New school year brings increased traffic to soup kitchen


Activity at the local soup kitchen picks up when Central Michigan University students return to school in the fall.

The Isabella Community Soup Kitchen, 621 S. Adams St. is busy year-round, but the school year is when everything gets busier because of college students, said Lead Cook Monica Barrett.

“We’ve been pretty busy lately,” Barrett said.

Barrett has volunteered at the soup kitchen since 1996, working three days a week every year since.
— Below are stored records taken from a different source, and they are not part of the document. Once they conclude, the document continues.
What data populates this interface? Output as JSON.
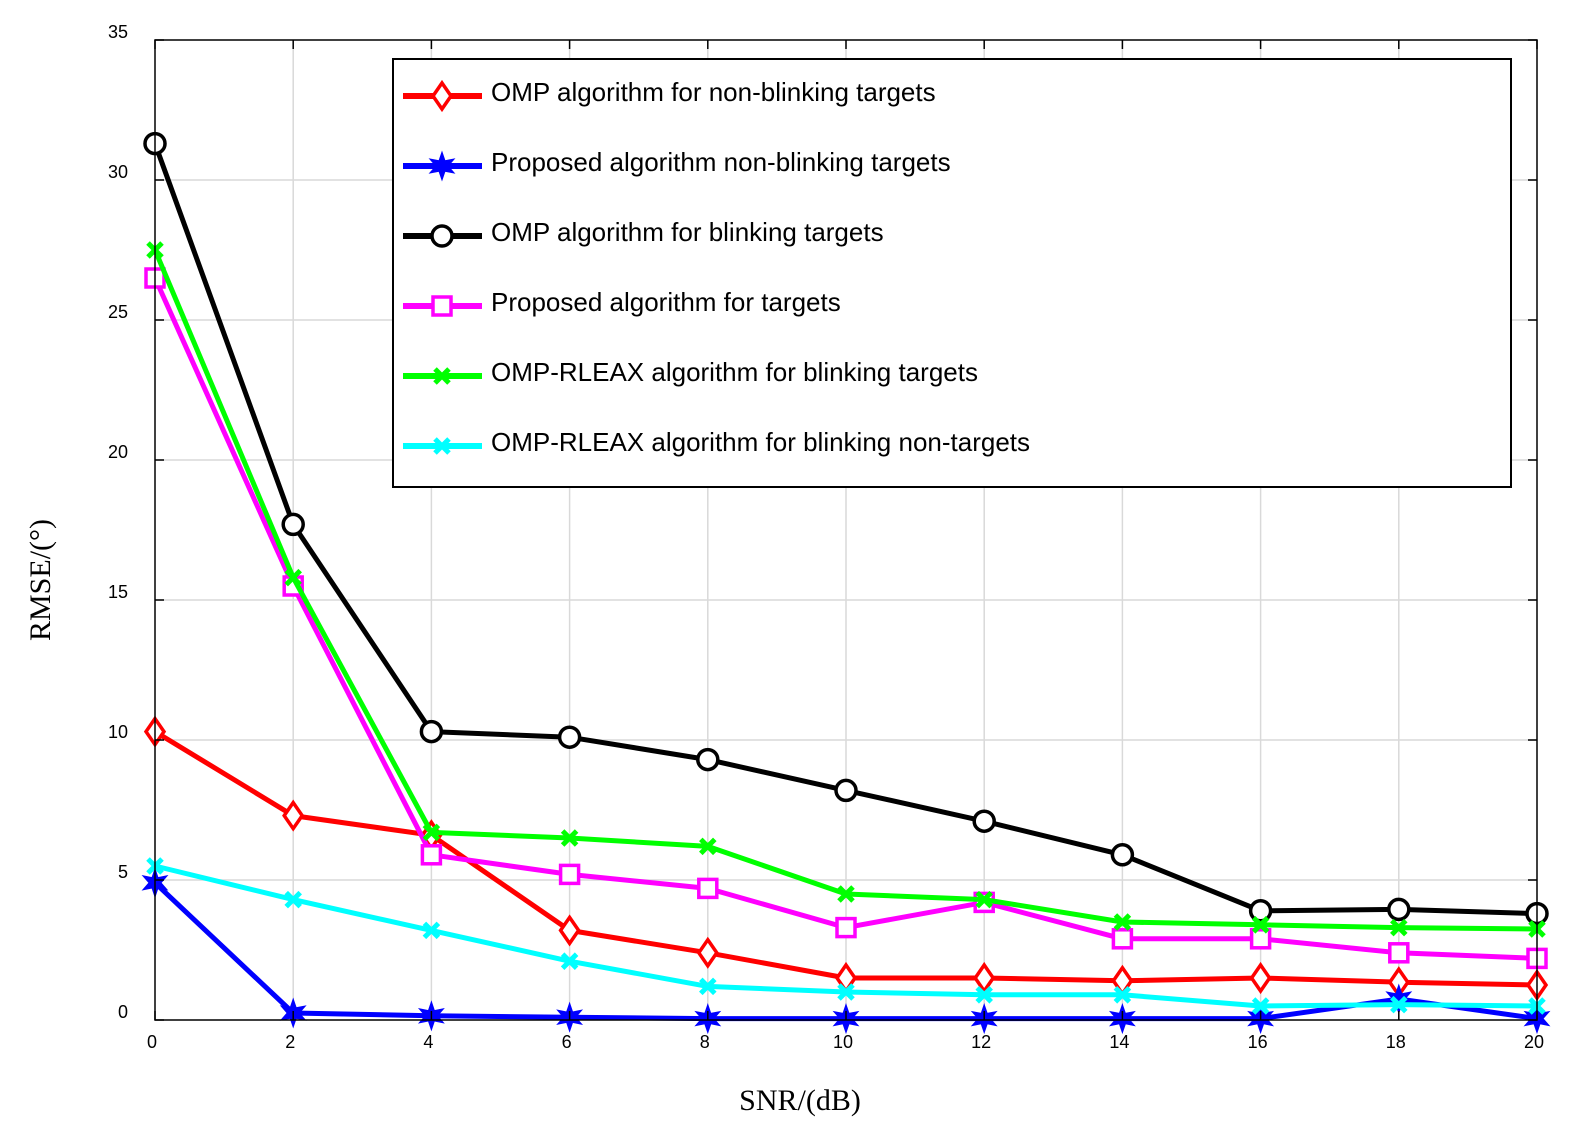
{
  "chart_data": {
    "type": "line",
    "xlabel": "SNR/(dB)",
    "ylabel": "RMSE/(°)",
    "xlim": [
      0,
      20
    ],
    "ylim": [
      0,
      35
    ],
    "xticks": [
      "0",
      "2",
      "4",
      "6",
      "8",
      "10",
      "12",
      "14",
      "16",
      "18",
      "20"
    ],
    "yticks": [
      "0",
      "5",
      "10",
      "15",
      "20",
      "25",
      "30",
      "35"
    ],
    "grid": true,
    "legend_position": "top-right",
    "x": [
      0,
      2,
      4,
      6,
      8,
      10,
      12,
      14,
      16,
      18,
      20
    ],
    "series": [
      {
        "name": "OMP algorithm for non-blinking targets",
        "color": "#ff0000",
        "marker": "diamond",
        "values": [
          10.3,
          7.3,
          6.6,
          3.2,
          2.4,
          1.5,
          1.5,
          1.4,
          1.5,
          1.35,
          1.25
        ]
      },
      {
        "name": "Proposed algorithm non-blinking targets",
        "color": "#0000ff",
        "marker": "star",
        "values": [
          4.9,
          0.25,
          0.15,
          0.1,
          0.05,
          0.05,
          0.05,
          0.05,
          0.05,
          0.75,
          0.05
        ]
      },
      {
        "name": "OMP algorithm for blinking targets",
        "color": "#000000",
        "marker": "circle",
        "values": [
          31.3,
          17.7,
          10.3,
          10.1,
          9.3,
          8.2,
          7.1,
          5.9,
          3.9,
          3.95,
          3.8
        ]
      },
      {
        "name": "Proposed algorithm for targets",
        "color": "#ff00ff",
        "marker": "square",
        "values": [
          26.5,
          15.5,
          5.9,
          5.2,
          4.7,
          3.3,
          4.2,
          2.9,
          2.9,
          2.4,
          2.2
        ]
      },
      {
        "name": "OMP-RLEAX algorithm for blinking targets",
        "color": "#00ff00",
        "marker": "x",
        "values": [
          27.5,
          15.8,
          6.7,
          6.5,
          6.2,
          4.5,
          4.3,
          3.5,
          3.4,
          3.3,
          3.25
        ]
      },
      {
        "name": "OMP-RLEAX algorithm for blinking non-targets",
        "color": "#00ffff",
        "marker": "x",
        "values": [
          5.5,
          4.3,
          3.2,
          2.1,
          1.2,
          1.0,
          0.9,
          0.9,
          0.5,
          0.55,
          0.5
        ]
      }
    ]
  }
}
When her husband died, she said she needed something to do so she started volunteering.

Aside from students utilizing the kitchen to eat, they also play a large part in volunteering. Students have the opportunity to volunteer for credit, or to come in as they please.
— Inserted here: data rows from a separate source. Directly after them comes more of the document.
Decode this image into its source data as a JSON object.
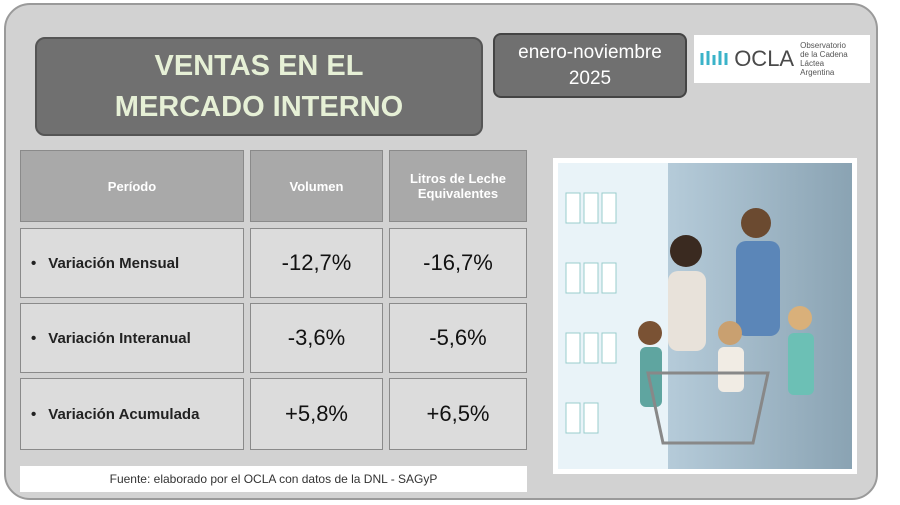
{
  "header": {
    "title": "VENTAS EN EL MERCADO INTERNO",
    "period": [
      "enero-noviembre",
      "2025"
    ],
    "logo": {
      "name": "OCLA",
      "subtitle": [
        "Observatorio",
        "de la Cadena Láctea",
        "Argentina"
      ]
    }
  },
  "table": {
    "columns": [
      "Período",
      "Volumen",
      "Litros de Leche Equivalentes"
    ],
    "rows": [
      [
        "Variación Mensual",
        "-12,7%",
        "-16,7%"
      ],
      [
        "Variación Interanual",
        "-3,6%",
        "-5,6%"
      ],
      [
        "Variación Acumulada",
        "+5,8%",
        "+6,5%"
      ]
    ]
  },
  "source": "Fuente: elaborado por el OCLA con datos de la DNL - SAGyP"
}
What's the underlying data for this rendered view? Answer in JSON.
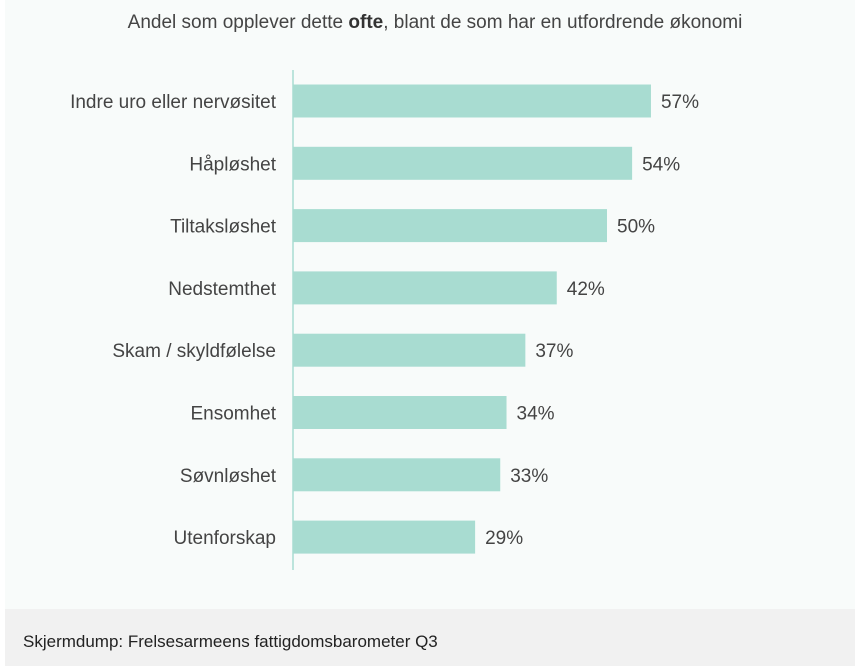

“The percentage of students varies, but a lot of students help out during the school year,”  Executive Director Genny Sobaski said.

Various organizations at CMU have groups will come in for an hour at a time, said kitchen coordinator Hal Langloys.

Langloys said the kitchen averages about ten volunteers a day, but some days as many as 20 volunteers come in.

"We have people come in here once a month, then we have people who have been here for years," Langloys said. “I’ve been here eight and a half years.”

One woman has volunteered for seventeen out the twenty years the kitchen has been open, but is incapable of coming in often due to her health, he said.

The soup kitchen averages about 8 to 12 people on a regular three hour shift. With a group that comes in, they are able to take three people for two shifts.

The soup kitchen is in need of any kind of food and will work with what is brought in. Right now people are bringing in garden vegetables, but later on the soup kitchen will need more fresh fruits, Barret said.

“We’re doing pretty good right now," she said. "Whatever kind of food you bring, we use.”